Never mind swiping through endless filters trying to find the perfect Instagram effect on your latest photo: Google and MIT want to build that right into the viewfinder. Teams from the search giant and the Massachusetts Institute of Technology have been collaborating on a system that promises automatic retouching of images in real-time, giving pro-photographer style results before you’ve even hit the capture button. It’s the latest example of how machine learning can not only improve everyday tasks but cut our current reliance on the cloud.
The collaborative goal was to cut post-processing out of the photo taking sequence. There are already many effects and filters that can be added to improve the raw output of a smartphone’s camera, but they’re almost always applied after the shot is taken. Meanwhile, though automatic filters exist – and in the case of things like hit app Prisma, can be very popular – they either demand cloud processing or system-intensive on-device processing.
This new system, though, addresses those shortcomings. It’s starts with a well-trained machine learning intelligence, which was trained on five thousand pairs of images, both the raw and the retouched versions edited by one of five professional photographers. “It’s so energy-efficient, however, that it can run on a cellphone,” MIT says, “and it’s so fast that it can display retouched images in real-time, so that the photographer can see the final version of the image while still framing the shot.”
It’s actually the second generation of some work Gharbi and his colleagues started earlier at MIT. Then, the system relied on cloud processing, with a phone sending a low-resolution version of the image to a remote server whereupon it was processed. That would produce a “transform recipe” to be sent back to the mobile device, which in turn would apply it to the original, high-resolution image.
According to Gharbi it was that system which caught Google’s attention, but despite its business being in the cloud, it wanted to figure out a way to do everything locally. The two teams eventually ended up collaborating on this new system, which cuts out the remote processing by streamlining the heavy-lifting on-device. Thanks to machine learning, and clever paring back of the original image, it’s a system which promises not to chew through your battery life in short order.
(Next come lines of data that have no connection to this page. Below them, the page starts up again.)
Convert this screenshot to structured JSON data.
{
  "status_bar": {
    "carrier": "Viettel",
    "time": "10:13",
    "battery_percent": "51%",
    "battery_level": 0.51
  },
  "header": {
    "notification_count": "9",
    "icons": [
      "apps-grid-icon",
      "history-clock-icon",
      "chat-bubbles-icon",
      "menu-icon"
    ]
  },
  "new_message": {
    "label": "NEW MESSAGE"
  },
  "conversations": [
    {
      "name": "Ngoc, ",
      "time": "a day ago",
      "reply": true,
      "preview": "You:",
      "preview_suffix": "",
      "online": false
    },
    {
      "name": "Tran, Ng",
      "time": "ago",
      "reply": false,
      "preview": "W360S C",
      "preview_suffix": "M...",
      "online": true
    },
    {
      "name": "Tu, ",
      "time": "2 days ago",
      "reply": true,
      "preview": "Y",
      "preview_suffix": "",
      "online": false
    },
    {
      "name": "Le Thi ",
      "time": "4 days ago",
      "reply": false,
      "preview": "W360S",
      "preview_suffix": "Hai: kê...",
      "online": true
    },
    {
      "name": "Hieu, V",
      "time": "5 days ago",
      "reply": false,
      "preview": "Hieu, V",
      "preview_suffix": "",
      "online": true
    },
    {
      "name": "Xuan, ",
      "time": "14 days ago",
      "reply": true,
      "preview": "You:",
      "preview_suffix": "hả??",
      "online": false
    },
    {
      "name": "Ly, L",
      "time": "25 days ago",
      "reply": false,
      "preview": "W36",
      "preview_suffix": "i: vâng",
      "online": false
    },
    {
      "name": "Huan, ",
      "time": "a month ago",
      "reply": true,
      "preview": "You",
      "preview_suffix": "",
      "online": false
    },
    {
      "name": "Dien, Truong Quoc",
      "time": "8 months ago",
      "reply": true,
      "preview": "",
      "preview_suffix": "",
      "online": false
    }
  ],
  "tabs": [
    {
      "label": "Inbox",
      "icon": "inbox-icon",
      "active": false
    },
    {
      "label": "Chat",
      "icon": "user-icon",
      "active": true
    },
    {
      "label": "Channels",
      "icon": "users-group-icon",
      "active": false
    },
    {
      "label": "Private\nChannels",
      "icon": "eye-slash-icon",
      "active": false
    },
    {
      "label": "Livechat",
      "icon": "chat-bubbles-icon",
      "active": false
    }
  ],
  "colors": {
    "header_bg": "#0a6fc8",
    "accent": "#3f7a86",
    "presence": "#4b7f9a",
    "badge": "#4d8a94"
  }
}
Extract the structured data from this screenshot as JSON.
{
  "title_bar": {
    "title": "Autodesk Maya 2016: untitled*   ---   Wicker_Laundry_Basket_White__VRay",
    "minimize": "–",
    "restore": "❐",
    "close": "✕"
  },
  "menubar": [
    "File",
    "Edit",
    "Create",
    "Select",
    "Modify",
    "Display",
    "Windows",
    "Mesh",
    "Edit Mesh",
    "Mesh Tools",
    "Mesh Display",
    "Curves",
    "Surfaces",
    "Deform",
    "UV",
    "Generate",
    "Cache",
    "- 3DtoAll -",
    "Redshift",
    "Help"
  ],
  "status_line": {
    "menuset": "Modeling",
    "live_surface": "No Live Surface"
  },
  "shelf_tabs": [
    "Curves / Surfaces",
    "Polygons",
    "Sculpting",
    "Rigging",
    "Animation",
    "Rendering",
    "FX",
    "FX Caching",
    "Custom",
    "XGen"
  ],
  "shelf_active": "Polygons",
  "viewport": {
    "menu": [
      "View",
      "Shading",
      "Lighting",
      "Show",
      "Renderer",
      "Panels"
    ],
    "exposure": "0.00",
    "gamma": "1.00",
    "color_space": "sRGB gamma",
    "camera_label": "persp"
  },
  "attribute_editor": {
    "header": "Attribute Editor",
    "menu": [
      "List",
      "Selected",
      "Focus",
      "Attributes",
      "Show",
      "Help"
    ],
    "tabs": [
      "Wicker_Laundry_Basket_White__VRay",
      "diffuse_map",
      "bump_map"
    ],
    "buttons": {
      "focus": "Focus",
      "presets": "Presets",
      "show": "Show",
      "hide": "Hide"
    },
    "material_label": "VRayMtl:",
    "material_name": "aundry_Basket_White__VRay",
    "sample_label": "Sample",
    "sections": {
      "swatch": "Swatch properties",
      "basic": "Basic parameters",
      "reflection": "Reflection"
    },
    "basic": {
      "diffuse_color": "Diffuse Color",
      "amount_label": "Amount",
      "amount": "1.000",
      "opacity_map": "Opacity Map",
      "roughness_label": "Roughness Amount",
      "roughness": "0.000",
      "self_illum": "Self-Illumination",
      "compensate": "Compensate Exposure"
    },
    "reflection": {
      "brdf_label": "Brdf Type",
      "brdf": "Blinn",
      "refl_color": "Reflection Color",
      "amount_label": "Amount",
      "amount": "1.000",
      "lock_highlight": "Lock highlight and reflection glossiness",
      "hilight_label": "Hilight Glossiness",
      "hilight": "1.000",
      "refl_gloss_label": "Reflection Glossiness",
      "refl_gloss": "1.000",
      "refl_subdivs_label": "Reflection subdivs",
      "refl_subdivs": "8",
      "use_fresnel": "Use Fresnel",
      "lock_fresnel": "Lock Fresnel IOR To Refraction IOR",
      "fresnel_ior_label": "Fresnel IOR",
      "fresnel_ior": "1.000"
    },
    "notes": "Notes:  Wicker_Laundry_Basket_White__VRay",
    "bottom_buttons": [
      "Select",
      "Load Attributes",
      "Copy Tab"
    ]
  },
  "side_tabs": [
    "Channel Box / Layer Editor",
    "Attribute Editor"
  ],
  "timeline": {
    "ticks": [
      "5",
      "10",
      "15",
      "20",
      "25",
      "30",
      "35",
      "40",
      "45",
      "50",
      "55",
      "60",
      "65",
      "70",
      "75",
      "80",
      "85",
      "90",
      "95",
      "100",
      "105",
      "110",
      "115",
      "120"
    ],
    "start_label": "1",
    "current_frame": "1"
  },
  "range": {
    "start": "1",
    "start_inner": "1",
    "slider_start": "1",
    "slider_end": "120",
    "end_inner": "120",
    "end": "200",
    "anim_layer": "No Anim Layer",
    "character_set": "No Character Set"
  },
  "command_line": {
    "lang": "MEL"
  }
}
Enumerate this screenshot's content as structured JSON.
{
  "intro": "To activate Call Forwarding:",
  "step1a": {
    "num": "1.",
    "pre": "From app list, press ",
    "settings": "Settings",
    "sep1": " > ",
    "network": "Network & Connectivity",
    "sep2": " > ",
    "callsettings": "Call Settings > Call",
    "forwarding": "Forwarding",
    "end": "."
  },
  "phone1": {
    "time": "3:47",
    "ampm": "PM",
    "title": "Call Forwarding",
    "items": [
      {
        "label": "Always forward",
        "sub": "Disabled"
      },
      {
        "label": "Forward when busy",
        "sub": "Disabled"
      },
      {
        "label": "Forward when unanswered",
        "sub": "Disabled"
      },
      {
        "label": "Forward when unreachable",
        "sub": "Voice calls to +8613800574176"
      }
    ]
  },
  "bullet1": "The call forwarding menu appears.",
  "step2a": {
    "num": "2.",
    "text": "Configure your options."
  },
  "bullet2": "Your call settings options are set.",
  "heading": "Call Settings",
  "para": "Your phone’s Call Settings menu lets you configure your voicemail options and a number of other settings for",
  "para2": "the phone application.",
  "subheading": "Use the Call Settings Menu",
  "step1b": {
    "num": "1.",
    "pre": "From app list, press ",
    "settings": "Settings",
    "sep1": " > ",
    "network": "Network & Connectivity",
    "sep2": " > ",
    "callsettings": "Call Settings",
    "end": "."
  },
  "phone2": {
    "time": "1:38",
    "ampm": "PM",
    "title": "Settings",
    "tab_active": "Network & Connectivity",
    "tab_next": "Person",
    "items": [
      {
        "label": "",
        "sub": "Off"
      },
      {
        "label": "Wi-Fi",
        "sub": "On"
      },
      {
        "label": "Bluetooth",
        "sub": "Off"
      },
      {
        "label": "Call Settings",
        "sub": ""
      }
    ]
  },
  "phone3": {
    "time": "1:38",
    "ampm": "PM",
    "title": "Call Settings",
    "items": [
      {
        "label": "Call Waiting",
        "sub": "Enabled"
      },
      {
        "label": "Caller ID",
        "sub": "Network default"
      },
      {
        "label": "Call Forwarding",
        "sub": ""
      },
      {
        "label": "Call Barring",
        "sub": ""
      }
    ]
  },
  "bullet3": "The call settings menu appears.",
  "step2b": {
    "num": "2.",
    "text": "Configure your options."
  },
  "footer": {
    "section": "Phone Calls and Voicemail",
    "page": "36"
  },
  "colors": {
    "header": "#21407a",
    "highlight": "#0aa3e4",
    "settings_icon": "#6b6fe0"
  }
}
The most efficient aspects of the original approach are retained. The machine learning works on a low-resolution version of the photo – or the feed from the camera that would usually be shown on the in-app viewfinder – which has been split into a 16 x 16 x 8 three-dimensional grid. Each 16 x 16 layer corresponds to pixel locations; each of the eight stacked layers relates to different pixel intensities. Formula in each cell of the grid determines the modifications of the colors of the raw image.
“Roughly speaking, the modification of that pixel’s color value is a combination of the formulae at the square’s corners, weighted according to distance,” MIT explains. “A similar weighting occurs in the third dimension of the grid, the one corresponding to pixel intensity.”
The end result is a recipe for how the original image should be modified. Using different sets of machine learning training according to different photographers’ source images, the system can mimic how each would approach photo editing. Google also used its own new high-dynamic range (HDR) system to train the editor, and found tat “the new system produced results that were visually indistinguishable from those of the algorithm in about one-tenth the time.”
That’s fast enough to show in real-time in the camera app without degrading into unusable lag, and without putting such a strain on the processor that battery life suffers. It’s unclear when – or if – such a system will make it to the Android camera app, though it’s clear that computational photography is shaping up to be the next big battleground in mobile devices. Earlier this week, it was leaked that Apple is working on a new, smart camera system in iOS 11 that could better identify different scenes and instantly adjust its settings to suit.